En ce matin froid et sec, le comte, un père aimant bien que louvoyé, a fait convoquer le meilleur forgeron du pays pour fabriquer de nouvelles prothèses plus confortables et esthétiques à sa fille chérie.
Il ne parle pas de prothèses ou de jambes manquantes en sa présence, et n'évoque qu'un "désagrément". Toute la maisonnée marche sur des oeufs lorsqu'il s'agit de mentionner son handicap. Aurora se sent honteuse et gênée d'en parler, ou même de montrer ses jambes de fer.

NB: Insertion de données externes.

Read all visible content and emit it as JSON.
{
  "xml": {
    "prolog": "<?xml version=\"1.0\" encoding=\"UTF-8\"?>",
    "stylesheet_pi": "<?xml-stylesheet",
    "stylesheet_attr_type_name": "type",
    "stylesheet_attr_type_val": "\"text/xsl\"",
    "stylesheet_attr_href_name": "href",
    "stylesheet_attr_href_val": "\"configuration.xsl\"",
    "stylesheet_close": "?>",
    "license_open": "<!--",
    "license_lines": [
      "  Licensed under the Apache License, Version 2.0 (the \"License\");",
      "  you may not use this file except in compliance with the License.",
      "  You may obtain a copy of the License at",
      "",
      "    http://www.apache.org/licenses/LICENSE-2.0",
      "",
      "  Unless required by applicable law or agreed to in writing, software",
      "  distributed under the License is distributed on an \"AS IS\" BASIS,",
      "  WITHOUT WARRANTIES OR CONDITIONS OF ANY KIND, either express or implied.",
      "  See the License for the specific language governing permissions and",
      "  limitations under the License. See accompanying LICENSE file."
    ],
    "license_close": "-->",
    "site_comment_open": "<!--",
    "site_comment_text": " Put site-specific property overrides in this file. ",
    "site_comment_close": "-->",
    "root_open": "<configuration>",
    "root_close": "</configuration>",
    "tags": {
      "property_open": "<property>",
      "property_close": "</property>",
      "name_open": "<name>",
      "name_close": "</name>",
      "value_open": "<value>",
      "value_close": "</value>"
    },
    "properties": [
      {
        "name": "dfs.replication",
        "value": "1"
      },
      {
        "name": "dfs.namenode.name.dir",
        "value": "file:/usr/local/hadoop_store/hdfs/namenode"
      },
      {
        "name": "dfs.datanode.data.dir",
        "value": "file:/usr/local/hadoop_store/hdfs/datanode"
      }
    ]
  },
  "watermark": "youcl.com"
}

A l'arrivée du maître forgeron, ses gens quittent la pièce pour ne pas lui paraître impudiques et la laissent avec le nouveau venu. L'homme qu'elle reçoit dans son antichambre n'est plus un jeune homme, mais pas un vieillard non plus. Il a les mains les plus gigantesques et noueuses qu'elle ait jamais vues, creusées de sillons et à la peau épaisse comme du cuir.
Il se baisse et effleure le métal de ses prothèses comme s'il s'agissait de vraies jambes de femme et elle-même se sent gênée de sentir un homme lui toucher les chevilles.
- Je ne vous fais point de mal ?
- J'en ai connu d'autres, ne vous en faites pas.
Il sourit. "Et ses prothèses vous paraissent comment ? Elles vous font souffrir ?"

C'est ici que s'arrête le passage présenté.